O anjo de Benjamin não dançou com Genoíno

Angelus Novus, de Paul Klee

Tenho topado com o nome de Pepe Escobar, o brasileiro que escreve brilhantes análises geopolíticas, em inglês, para o Asian Times, em lugares inusitados, como na contracapa do romance A Dama do Lago, do escritor americano Raymond Chandler. A literatura de Chandler prima pelo magnífico cinismo de seus personagens, a começar por seu mais frequente protagonista, o detetive durão Philip Marlowe.

Suponho que o cinismo de Marlowe tenha ensinado a Pepe Escobar na arte de analisar o complexo e brutal mundo da geopolítica internacional, onde raramente há mocinhos ou bandidos, e mesmo assim, é preciso fazer escolhas morais e escolher um lado no qual botar a culpa pelas maldades do mundo. É preciso escolher, sim, e se manter minimamente leal às suas escolhas. O anjo da história de Walter Benjamin olha para trás, contemplando catástrofes, e um vento o impele para o futuro, para o qual se dirige de costas. Mas é um anjo, e nada mais diferente de um anjo do que um homem! A memória humana seleciona os melhores momentos do passado, está sempre tentando encontrar um sentido pra vida – adentrando o futuro com olhos voltados decididamente para a frente. Nada melhor para blindar a consciência do homem do que um dose calculada de cinismo, sem a qual nos tornaríamos lacrimejantes e perplexos anjos de benjamin.

Entretanto, escrever sobre geopolítica internacional, sendo um brasileiro colaborando para um jornal de hong kong, permite um distanciamento que dificilmente terá um brasileiro ao analisar, em território nacional, uma realidade política inchada de contradições. De vez em quando tento imaginar o que diria Escobar sobre esse ou aquele tema que me ocupa em tardes abafadas do outono carioca, e acabo por concluir que ele se veria forçado a desenvolver um tipo particular de cinismo.
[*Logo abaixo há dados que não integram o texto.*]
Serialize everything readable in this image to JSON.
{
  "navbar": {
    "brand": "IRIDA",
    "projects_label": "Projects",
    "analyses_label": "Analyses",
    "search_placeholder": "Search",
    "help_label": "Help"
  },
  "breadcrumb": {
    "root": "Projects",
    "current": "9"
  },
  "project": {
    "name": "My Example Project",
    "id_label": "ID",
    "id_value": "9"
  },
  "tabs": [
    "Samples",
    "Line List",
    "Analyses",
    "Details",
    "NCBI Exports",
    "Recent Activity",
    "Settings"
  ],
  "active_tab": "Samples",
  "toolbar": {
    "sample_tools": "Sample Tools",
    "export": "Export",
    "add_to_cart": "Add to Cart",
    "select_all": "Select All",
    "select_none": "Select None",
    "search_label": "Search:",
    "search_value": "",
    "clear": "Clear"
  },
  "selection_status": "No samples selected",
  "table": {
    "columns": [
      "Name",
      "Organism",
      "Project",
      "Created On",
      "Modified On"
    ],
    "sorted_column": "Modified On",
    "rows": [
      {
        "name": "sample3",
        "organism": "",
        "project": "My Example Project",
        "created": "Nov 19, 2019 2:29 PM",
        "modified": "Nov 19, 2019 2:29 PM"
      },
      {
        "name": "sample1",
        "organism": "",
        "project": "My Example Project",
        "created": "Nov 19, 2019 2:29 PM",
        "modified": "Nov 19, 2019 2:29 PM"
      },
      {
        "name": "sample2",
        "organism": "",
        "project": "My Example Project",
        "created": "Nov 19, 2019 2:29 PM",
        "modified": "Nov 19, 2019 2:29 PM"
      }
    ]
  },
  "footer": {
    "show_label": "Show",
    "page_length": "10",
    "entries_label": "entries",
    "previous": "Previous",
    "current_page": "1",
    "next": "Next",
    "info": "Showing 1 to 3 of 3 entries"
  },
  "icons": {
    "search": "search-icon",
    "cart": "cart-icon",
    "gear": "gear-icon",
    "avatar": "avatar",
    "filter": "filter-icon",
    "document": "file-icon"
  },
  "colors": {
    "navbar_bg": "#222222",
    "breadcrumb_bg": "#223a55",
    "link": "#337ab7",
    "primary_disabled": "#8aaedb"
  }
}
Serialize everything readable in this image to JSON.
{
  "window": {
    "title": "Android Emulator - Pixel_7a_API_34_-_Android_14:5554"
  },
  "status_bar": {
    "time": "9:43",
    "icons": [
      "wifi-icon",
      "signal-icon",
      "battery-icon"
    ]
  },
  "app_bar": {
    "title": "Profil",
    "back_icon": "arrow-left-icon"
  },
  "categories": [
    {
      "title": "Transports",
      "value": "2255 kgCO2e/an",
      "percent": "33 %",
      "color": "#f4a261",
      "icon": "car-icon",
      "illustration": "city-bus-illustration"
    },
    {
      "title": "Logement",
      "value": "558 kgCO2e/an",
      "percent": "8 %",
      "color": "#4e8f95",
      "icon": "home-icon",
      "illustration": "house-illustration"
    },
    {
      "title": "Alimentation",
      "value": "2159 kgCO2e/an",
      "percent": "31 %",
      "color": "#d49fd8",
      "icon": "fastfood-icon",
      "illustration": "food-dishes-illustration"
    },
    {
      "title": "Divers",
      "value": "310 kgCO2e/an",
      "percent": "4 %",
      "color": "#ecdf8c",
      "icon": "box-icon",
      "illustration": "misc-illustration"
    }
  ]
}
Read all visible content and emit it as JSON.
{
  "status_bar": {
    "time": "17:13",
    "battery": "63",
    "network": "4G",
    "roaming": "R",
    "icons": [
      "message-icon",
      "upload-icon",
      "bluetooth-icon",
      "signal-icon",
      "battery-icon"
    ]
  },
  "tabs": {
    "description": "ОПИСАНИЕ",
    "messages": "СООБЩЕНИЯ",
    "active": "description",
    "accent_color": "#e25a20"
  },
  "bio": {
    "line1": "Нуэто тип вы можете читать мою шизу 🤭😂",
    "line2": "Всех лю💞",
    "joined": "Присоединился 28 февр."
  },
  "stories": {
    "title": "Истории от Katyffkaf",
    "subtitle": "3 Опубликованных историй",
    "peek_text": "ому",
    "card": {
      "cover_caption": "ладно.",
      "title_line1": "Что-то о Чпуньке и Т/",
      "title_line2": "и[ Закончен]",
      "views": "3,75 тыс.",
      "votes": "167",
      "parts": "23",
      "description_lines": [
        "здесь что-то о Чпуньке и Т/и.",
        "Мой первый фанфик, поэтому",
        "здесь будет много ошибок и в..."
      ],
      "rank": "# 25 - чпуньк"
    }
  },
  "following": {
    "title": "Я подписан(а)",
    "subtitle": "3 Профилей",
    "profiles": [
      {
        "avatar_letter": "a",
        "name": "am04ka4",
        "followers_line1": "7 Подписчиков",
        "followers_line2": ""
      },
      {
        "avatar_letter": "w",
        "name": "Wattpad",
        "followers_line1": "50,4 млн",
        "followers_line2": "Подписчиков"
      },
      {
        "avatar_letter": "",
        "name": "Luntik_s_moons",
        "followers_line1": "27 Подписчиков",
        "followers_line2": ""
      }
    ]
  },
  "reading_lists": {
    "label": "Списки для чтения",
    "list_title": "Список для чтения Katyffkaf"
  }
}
Engana-se, todavia, quem atribui o cinismo a um dom intelectual e elitista. Não, ele é talvez a virtude mais popular do homem contemporâneo, e nem creio que haja diferenças significativas entre a cidade e o campo. Afinal, o sertanejo desconfiado e arisco não é também no fundo um grande cínico? O que são três homens bebendo num botequim senão – necessariamente – uma pequena confraria cínica?

Quem desejar, por exemplo, esculhambar a atividade política encontrará terreno fértil. Oportunismo, covardia, corrupção, vaidade, prepotência, estupidez. Os defeitos e vícios inerentes a todo ser humano ganham magnitude continental quando imantados pelo poder.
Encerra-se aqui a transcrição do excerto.